Earlier this year we had the privilege of hearing Kenyan Mark Kamau speak at Cape Town’s Design Indaba conference. Mark’s belief in human-centered design as a powerful tool for social and economic change, together with his passion and determination to see his vision come to fruition, made for a palpable and hugely inspiring talk.
How Mark got into the world of technology is a story in its own right. He grew up in Mathare in Kenya and as a boy, he saw football as a way to better himself. However, when he realized that the football federation was broke and that his mother couldn’t afford to send him to university, he enrolled to do Nairobits, a free digital design course run by the Dutch organization, Butterfly Works. Mark was on the program for two years and in that time learned how to build websites and became interested in urban planning and design. When Mark and a friend won a bid to design a website for the Dutch Embassy, it was a watershed moment and the launchpad for a career that saw him move to the Netherlands and Germany a few years later, where he worked in design in the tech sector. But his yearning to apply what he had learned back home remained and so a few years later he returned home and set up Africa’s first UX lab for start-ups, as part of iHub, a non-profit established by Erik Hersman and Juliana Rotich of Ushahidi.

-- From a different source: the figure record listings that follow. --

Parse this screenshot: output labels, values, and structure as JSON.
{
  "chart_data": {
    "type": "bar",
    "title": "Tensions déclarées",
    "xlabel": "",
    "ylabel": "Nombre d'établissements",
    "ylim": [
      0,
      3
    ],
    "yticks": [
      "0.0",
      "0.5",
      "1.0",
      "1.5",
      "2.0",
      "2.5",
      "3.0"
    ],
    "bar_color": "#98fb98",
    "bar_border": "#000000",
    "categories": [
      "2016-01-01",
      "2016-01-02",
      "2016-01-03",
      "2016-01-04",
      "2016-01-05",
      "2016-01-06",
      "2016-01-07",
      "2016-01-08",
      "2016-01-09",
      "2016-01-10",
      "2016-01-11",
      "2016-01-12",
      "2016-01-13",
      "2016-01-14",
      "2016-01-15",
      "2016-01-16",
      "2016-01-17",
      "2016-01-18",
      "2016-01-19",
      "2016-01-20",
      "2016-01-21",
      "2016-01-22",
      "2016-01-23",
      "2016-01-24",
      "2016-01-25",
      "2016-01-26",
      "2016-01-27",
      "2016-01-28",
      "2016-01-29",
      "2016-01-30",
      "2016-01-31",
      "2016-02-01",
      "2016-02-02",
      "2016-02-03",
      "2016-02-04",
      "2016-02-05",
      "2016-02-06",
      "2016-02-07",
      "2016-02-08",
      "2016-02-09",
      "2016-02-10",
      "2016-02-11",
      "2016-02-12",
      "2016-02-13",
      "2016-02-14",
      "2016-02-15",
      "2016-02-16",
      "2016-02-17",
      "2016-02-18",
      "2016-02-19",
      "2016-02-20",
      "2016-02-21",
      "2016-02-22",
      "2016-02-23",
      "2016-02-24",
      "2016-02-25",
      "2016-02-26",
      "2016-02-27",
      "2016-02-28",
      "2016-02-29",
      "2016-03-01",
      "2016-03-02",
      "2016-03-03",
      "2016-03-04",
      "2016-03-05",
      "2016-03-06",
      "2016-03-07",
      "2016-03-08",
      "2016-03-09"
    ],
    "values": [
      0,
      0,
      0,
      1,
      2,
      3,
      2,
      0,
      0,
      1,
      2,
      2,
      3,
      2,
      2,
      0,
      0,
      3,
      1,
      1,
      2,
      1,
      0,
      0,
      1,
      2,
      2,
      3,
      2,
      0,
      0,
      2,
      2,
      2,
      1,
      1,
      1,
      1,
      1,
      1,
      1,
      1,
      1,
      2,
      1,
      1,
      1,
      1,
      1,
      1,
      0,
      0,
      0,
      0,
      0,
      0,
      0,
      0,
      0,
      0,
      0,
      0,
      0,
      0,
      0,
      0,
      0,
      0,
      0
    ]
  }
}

From there he got the idea for BRCK, an innovative technology startup where Mark works as a User Experience Design Director. His focus is a single statistic: that more than 3 billion people globally are currently offline, the majority of whom are women. This informs everything that Mark and his team strive to do at BRCK and has led to the development of a range of products that they believe will change all that, one BRCK at a time.